2. Notre monde, nos vies sont pleins

Il n’y avait pas de place pour Jésus dans l’auberge… Et si sa naissance avait lieu aujourd’hui, quelle place aurait-il ?

Aujourd’hui encore, nous vivons dans un monde plein, trop plein. Un monde qui tourne sur lui-même. Un monde où ce qui compte, c’est la performance, la réussite, l’argent, le rendement, l’efficacité. Un monde où l’on doit courir toujours plus vite, toujours plus loin. Un monde qui ne laisse pas de place à celui ou celle qui ne le mérite pas, trop jeune, trop vieux, handicapé, étranger, sans diplôme, sans appui, sans travail, sans domicile fixe. Un monde où les êtres humains sont devenus des numéros, des statistiques et non plus des êtres vivants, subjectifs, singuliers. Un monde où l’on caresse les peurs pour garder le pouvoir, où l’on fait des calculs politiciens à court terme, sans se soucier des milliers de personnes dont la vie va être pire encore que ce qu’elles vivent déjà d’exclusion, de racisme, d’exil, de non-avenir, d’humiliation.

Un monde où c’est, justement, l’humiliation qui règne, de personne à personne, de groupe à groupe, d’institution à individu. Comme le montre Olivier Abel dans son dernier livre[1], l’humiliation, subie ou donnée, est un poison qui sape les relations et est source de bien des violences. Un monde plein de violence, déchiré par les conflits sanglants, de l’Ukraine à la région des Grands Lacs en Afrique, de l’Arménie au Yémen, de l’Ethiopie à Haïti… et dans la région même où Jésus est né, a vécu, est mort, est ressuscité.  Un monde qui s’emballe sur lui-même, rejetant toutes celles et tous ceux qui n’ont pas la force de suivre.
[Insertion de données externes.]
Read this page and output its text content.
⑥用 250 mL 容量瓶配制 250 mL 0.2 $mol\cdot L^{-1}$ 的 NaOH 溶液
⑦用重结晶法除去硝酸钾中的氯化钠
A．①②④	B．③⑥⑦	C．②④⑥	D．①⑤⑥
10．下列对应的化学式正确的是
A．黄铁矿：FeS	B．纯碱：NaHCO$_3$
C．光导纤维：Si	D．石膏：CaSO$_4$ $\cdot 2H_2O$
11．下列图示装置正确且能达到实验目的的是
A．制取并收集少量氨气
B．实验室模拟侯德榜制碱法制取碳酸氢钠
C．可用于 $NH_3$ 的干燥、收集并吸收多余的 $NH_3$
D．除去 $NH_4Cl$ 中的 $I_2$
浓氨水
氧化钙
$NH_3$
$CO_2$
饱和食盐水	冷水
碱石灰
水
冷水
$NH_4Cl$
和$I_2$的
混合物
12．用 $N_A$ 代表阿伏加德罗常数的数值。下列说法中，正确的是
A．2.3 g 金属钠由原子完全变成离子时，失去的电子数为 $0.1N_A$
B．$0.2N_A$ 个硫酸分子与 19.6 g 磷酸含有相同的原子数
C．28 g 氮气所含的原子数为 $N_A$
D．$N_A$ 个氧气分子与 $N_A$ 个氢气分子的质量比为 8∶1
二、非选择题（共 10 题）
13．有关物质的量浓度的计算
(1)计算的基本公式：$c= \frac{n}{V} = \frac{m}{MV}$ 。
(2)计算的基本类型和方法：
Quelle place est laissée à l’autre dans ce monde ? La tentation de prendre toute la place est si forte, pour les pouvoirs comme pour les individus. Tentation de beaucoup de religions, la nôtre aussi : nous sentir les meilleurs, ne plus avoir besoin de rien, la porte fermée à celui ou elle qui est différent, qui pense ou se comporte autrement.

Il n’y avait pas de place pour Jésus dans l’auberge… Y a-t-il de la place chez moi ? Ma vie aussi est pleine. Pleine d’agitation, de bruits, de stress, d’occupations, de sollicitations. Pleine d’informations et de distractions. Pleine de soucis et de souffrances. Pleine de haine et de rancœurs. Pleine de regrets et de remords. Pleine de joie et de projets. Pleine de questions et de certitudes. Remplie à ras-bord. Pleine à craquer.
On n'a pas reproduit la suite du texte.